Nach ihrer Festnahme wird bekannt, dass Becker sich schon Anfang der
Achtzigerjahre der Kölner Verfassungsschutzbehörde anvertraute. Sie verriet
auch einiges über das Innenleben der RAF und über das Attentat auf Buback.
So sei die Entscheidung über dessen Leben und Tod auf einer
"Vollversammlung" in einem niederländischen Badeort von der RAF quasi
basisdemokratisch gefällt worden. Becker nannte auch die Namen der Täter -
der Geheimdienst schätzte ihre Angaben als seriös ein. Alle überprüfbaren
Angaben hätten sich als richtig erwiesen.

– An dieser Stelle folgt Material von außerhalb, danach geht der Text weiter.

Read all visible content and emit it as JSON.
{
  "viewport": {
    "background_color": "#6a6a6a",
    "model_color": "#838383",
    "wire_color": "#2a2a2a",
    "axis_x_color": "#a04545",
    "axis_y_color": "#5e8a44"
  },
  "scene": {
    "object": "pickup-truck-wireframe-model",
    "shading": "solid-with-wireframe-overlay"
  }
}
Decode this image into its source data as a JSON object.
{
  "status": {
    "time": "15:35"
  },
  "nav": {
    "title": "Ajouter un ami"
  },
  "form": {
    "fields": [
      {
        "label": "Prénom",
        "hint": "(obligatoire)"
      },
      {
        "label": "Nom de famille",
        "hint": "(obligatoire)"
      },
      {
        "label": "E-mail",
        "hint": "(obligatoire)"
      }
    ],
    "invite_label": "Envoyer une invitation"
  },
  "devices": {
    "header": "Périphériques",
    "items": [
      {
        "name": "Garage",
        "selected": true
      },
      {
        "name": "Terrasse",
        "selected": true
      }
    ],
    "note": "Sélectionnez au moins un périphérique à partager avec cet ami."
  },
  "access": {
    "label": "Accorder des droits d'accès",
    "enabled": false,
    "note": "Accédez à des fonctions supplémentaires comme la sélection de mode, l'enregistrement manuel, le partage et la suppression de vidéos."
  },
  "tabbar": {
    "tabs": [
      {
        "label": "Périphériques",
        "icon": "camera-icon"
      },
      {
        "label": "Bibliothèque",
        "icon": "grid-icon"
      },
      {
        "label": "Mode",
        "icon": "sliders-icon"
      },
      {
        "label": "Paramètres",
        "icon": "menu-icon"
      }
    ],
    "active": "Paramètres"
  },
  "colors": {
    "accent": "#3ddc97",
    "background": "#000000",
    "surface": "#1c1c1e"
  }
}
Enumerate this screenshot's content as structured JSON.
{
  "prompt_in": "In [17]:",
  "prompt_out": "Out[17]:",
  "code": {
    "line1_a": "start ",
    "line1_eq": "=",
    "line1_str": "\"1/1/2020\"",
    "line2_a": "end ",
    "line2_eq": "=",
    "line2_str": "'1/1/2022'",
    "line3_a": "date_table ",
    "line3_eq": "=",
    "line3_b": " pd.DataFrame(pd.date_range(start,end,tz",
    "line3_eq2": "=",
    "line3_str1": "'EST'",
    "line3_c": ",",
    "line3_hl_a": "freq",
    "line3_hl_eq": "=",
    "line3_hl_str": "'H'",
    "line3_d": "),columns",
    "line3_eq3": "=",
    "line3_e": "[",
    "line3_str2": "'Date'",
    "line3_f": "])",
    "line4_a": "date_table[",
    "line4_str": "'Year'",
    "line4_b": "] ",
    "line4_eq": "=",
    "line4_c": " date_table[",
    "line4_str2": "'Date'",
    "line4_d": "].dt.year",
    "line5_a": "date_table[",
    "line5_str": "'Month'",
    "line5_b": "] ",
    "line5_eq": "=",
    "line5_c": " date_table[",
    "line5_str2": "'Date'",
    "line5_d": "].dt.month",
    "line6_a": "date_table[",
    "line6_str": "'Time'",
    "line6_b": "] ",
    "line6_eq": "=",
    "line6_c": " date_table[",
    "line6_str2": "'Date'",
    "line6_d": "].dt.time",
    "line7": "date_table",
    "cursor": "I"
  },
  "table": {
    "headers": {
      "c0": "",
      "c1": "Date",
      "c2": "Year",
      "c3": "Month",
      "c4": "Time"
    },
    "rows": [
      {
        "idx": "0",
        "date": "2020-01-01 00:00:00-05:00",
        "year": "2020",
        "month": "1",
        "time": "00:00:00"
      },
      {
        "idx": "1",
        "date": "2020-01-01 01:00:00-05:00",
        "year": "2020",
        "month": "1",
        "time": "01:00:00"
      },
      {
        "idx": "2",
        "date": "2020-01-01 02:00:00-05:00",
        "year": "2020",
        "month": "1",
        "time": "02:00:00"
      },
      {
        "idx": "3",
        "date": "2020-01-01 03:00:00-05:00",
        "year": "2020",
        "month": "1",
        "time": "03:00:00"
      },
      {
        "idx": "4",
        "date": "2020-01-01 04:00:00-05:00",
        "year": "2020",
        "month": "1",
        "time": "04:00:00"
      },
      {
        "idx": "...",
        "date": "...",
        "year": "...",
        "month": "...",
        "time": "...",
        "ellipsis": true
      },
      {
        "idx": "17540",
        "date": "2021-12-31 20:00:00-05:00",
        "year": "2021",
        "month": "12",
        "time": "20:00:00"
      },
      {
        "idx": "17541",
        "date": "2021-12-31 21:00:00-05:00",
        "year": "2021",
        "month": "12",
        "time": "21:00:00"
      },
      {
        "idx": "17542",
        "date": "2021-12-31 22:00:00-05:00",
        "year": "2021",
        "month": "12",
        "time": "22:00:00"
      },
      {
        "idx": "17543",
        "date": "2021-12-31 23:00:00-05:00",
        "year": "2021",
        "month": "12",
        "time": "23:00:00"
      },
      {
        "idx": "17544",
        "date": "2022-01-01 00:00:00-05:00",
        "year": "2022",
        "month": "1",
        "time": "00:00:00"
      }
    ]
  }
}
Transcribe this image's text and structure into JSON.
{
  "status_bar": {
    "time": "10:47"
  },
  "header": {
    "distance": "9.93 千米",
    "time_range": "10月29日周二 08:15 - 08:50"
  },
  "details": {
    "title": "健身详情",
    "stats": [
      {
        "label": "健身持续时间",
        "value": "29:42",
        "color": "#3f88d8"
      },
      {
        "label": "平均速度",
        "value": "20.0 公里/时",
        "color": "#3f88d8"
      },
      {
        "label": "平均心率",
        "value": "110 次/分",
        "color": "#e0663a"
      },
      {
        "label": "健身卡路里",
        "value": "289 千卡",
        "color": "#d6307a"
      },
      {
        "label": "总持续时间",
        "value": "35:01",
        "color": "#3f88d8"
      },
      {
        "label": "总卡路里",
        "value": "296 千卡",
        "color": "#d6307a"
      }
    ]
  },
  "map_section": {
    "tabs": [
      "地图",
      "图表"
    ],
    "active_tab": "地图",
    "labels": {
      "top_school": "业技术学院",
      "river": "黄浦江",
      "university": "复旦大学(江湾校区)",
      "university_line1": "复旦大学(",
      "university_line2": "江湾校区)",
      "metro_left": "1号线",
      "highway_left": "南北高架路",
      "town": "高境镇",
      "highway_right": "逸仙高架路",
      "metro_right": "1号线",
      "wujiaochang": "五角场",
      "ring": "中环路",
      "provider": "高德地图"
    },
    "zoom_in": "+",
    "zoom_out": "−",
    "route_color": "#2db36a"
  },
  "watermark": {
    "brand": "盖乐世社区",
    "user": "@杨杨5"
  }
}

Beckers Initiative zur Mitarbeit folgte einem schwer nachvollziehbarem
Kalkül. Die in Köln einsitzende Frau wurde mehr als zwei Wochen vernommen.
Zur Tarnung hieß es, sie sei schwer erkrankt in ein Krankenhaus verlegt
worden. Die Inhaftierte will ihren Gesprächspartnern nur das berichtet
haben, von dem sie vermutete, dass es den Geheimen ohnehin bekannt war -
weil andere geplaudert hätten. Als "Honorar" spekulierte sie auf eine
vorzeitige Haftentlassung, um dann möglichst bald den bewaffneten Kampf
wieder aufzunehmen. Zur Haftentlassung kam es nicht.
Beckers Geheimdienstkontakte waren einigen RAF-Gefangenen bekannt. Sie
selbst hatte sie gebeichtet und als Sühne vorgeschlagen, sich umzubringen.
Die GenossInnen lehnten ab, kappten aber jeden weiteren Kontakt - sie
schickten die Genossin in den "Normalvollzug".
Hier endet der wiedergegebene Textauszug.